5 thoughts on “Ralph J. Gleason, Greil Marcus, Nat Hentoff

  1. Marcus: “… he was a patriot who took the Constitution at face value, and his proudest accomplishment was his place on the White House Enemies’ List.”

  2. I like what Hentoff said about how RJG was never afraid to be effusive in his praise of things he liked.

    Also, Gleason died barely a month after legendary radio man Tom Donahue. For someone like myself, born and raised in the SF Bay Area, it was almost too much to bear, the passing of these two men who had been part of my life seemingly forever, and marked the end of an era just as surely as punk marked the beginning of something new.

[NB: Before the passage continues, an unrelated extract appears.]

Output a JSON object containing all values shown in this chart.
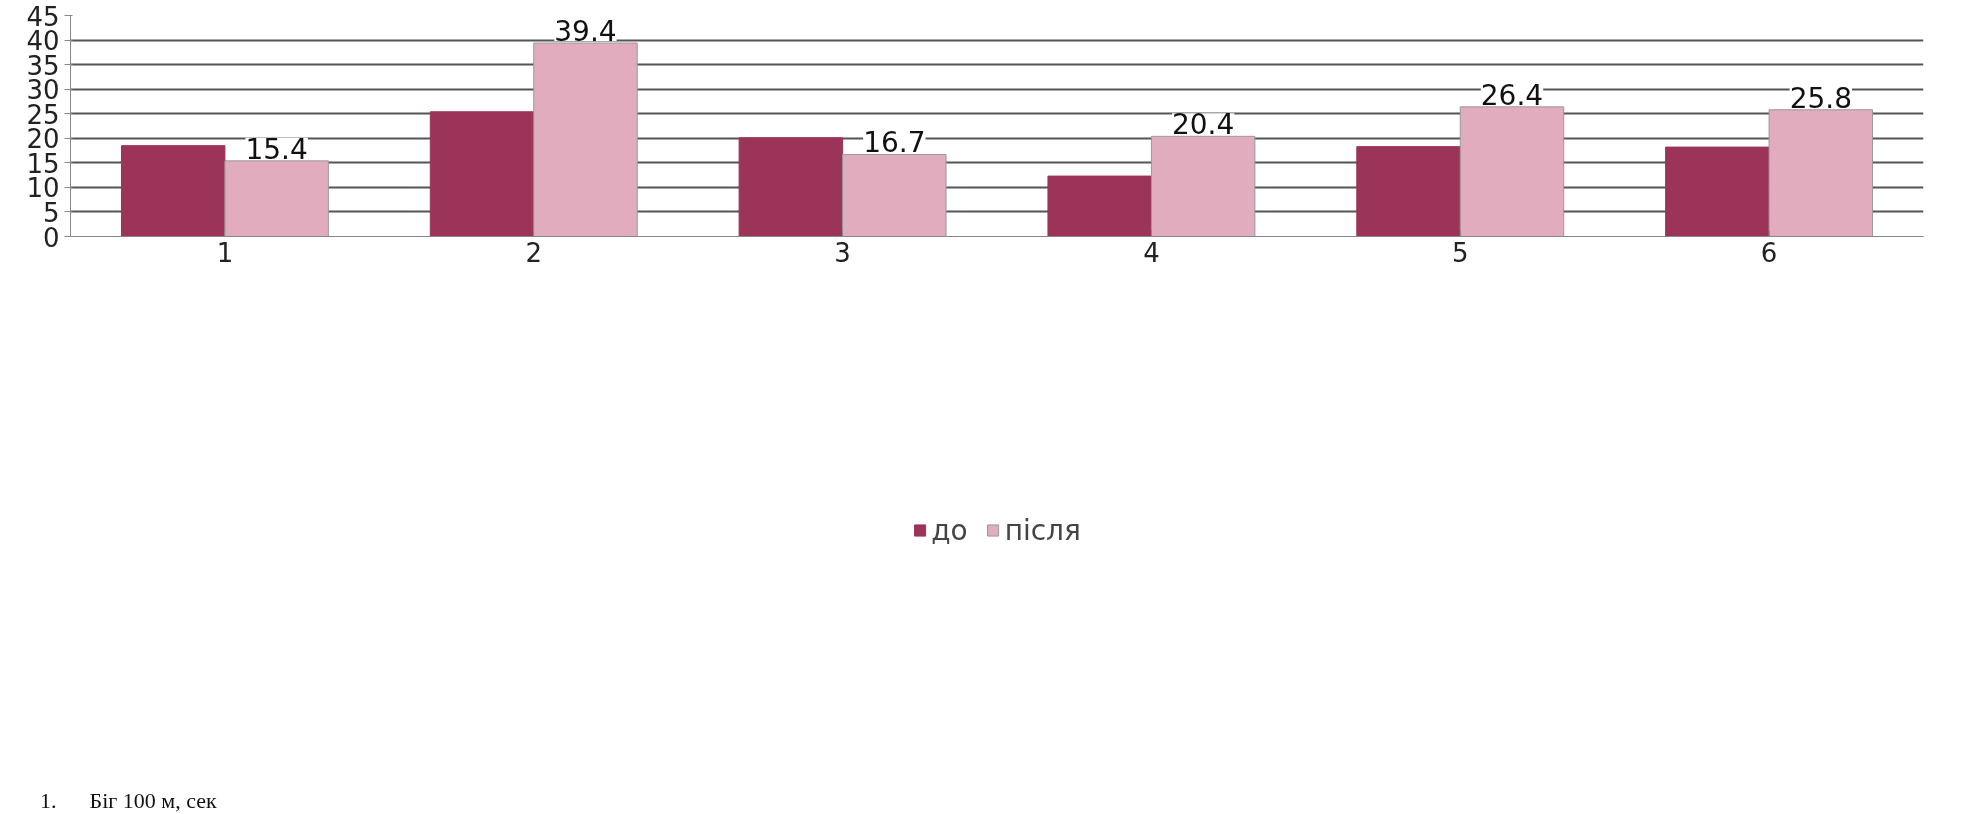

    It’s interesting, the references to how Gleason was dedicated to preserving the memory of the artists of the past. Some years ago, when I was teaching at Cal, I helped Gleason’s granddaughter on her senior thesis, which was about Ralph. She chose the topic because she knew so little about him.

  3. Great story. Did you actually read Gleason in the SF Chronicle? Was he still writing there when were reading the stuff? Or did you mostly know him through Rolling Stone?

    FWIW, until a few years ago, Gleason was always just this legendary, pipe smoking figure out of Rolling Stone’s past (a picture of him was printed in RS, I think maybe in their 1977 10th anniversary issue?), but I was unfamiliar with his actual work. For some reason, I decided to pick his jazz anthology off the shelf, and it set me on a path whereby I listened to almost nothing but jazz for about eight months — not something I anticipated at all. So I can at least begin to imagine what it must have been like for someone reading him at a younger, less jaded age, and before everything was readily available to everyone 24/7 at the click of a mouse.

  4. Yes, the Chronicle was always our big-city morning paper. I can’t say when I started reading Gleason … I mean, he was always a presence in the paper, but I probably didn’t lock into him until he started writing about the local rock bands (“the San Francisco Sound”). He also had an occasional series on the local public station, Jazz Casual … you can see some examples on YouTube. Some big names on there … Coltrane is esp. good.

    His work in Rolling Stone meant a lot to me, as well, even though it was clear he was the Adult in the Room. In later years, after he died but his name remained on the masthead, I often wondered what he might have thought of what Rolling Stone became.

    What you say about less-jaded … Gleason had a knack of appealing to our less-jaded side, which isn’t to say that he was all flowers and soap bubbles. He took political stances. But his love for bands like the Airplane was charming … don’t know how else to put it.

    When he died, Rolling Stone had a bunch of people write their thoughts about him. I recall reading the various comments, some more wordy than others. And then I got to Miles Davis. His simply read, “Give me back my friend.” Broke me up … I’ve never forgotten it.